Interessant ist, dass bei nicht überall gleicher Raumhöhe (z.B. Dachschrägen) die durchschnittliche Höhe herangezogen wird. Dies ist besonders relevant bei ausgebauten Dachgeschossen.
Bodenfläche
Die Mindestbodenfläche soll das Gefühl der Beengtheit vermeiden und notwendigen Platz für Arbeitsplätze und Bewegung ermöglichen. Die Vorgaben sind hier gestaffelt nach der Anzahl der Personen:
- 8 m² für die erste Arbeitnehmerin/den ersten Arbeitnehmer.
- 5 m² für jede weitere Arbeitnehmerin/jeden weiteren Arbeitnehmer.
Zusätzlich zu dieser Grundfläche ist eine zusammenhängende freie Bodenfläche am Arbeitsplatz erforderlich:
- 2 m² zusammenhängende freie Bodenfläche pro Arbeitnehmerin/Arbeitnehmer am Arbeitsplatz.
Wichtig hierbei: Zur Ermittlung der freien Bodenfläche werden Einrichtungsgegenstände wie Schreibtische, Schränke oder Maschinen flächenmäßig von der Gesamtbodenfläche abgezogen.
Freier Luftraum
Der freie Luftraum pro Person soll sicherstellen, dass ausreichend Luft zum Atmen vorhanden ist und Körperwärme abgeführt werden kann. Die Anforderungen variieren je nach Grad der körperlichen Belastung:
- 12 m³ freier Luftraum bei geringer körperlicher Belastung (z.B. überwiegend sitzende Tätigkeit wie im Büro).
- 15 m³ freier Luftraum bei normaler körperlicher Belastung (z.B. leichte manuelle Arbeit im Stehen).
- 18 m³ freier Luftraum bei hoher körperlicher Belastung (z.B. schwere körperliche Arbeit).
Für jede gleichzeitig anwesende andere Person (z.B. Kunden, Patienten), die sich nicht nur kurzzeitig im Raum aufhält, sind zusätzlich 10 m³ freier Luftraum erforderlich.
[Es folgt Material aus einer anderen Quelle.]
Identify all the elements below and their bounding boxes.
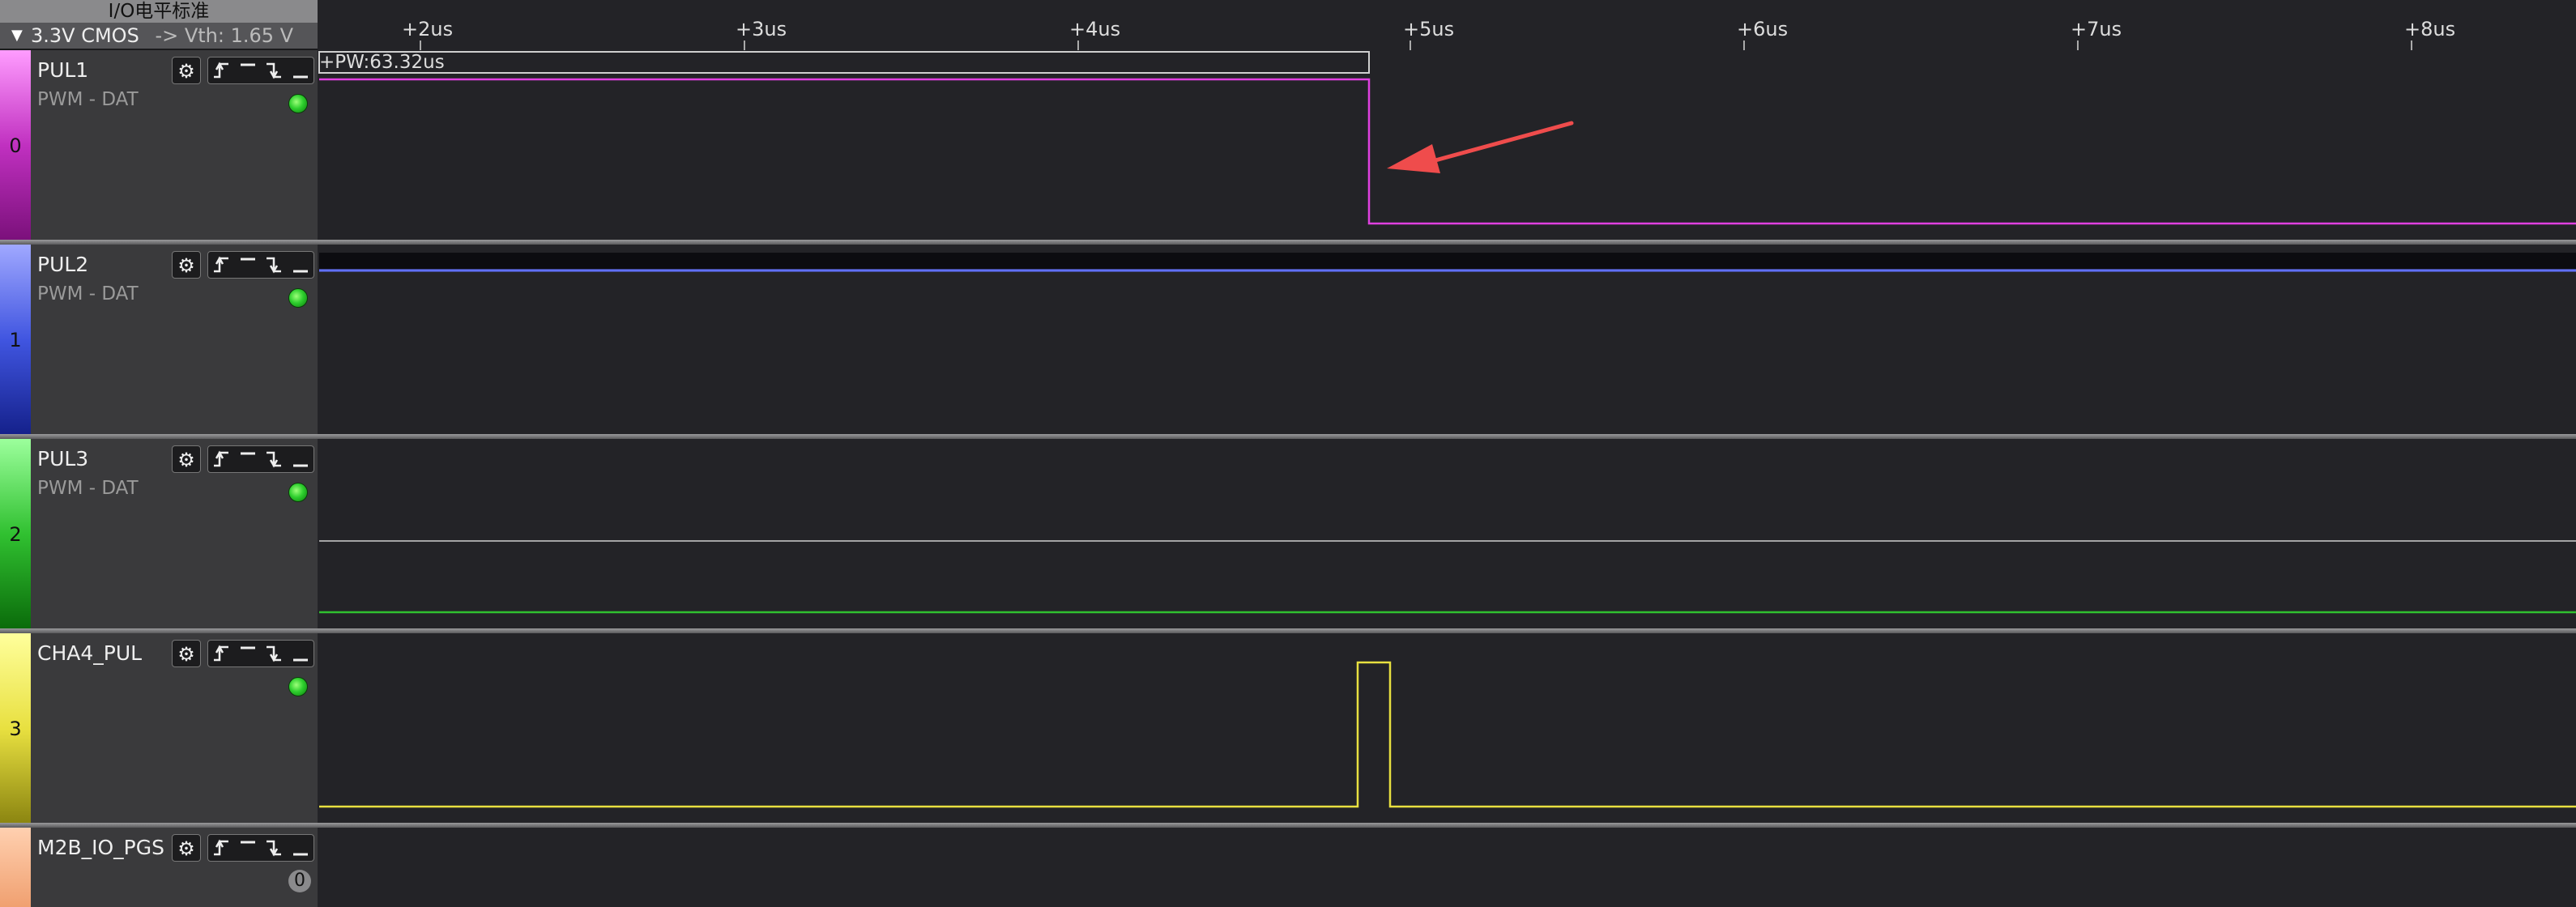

Dies gilt nicht für reine Verkaufsräume oder Gastronomiebetriebe.
Bei der Berechnung des freien Luftraums wird das Volumen von Einbauten (z.B. hohe Schränke) vom Gesamtvolumen des Raumes abgezogen, da die Luft in diesen Bereichen nicht zirkulieren kann.
Mehr als nur Minimum: Ganzheitliche Büroplanung
Die gesetzlichen Mindestanforderungen bilden eine unverzichtbare Grundlage, aber eine sinnvolle und zukunftssichere Büroplanung geht weit darüber hinaus. Es ist ein Trugschluss zu glauben, dass ein Raum, der exakt die Mindestvorgaben erfüllt, auch praktikabel ist. Raumhöhe, Bodenfläche und freier Luftraum sind voneinander abhängig und begrenzen sich gegenseitig.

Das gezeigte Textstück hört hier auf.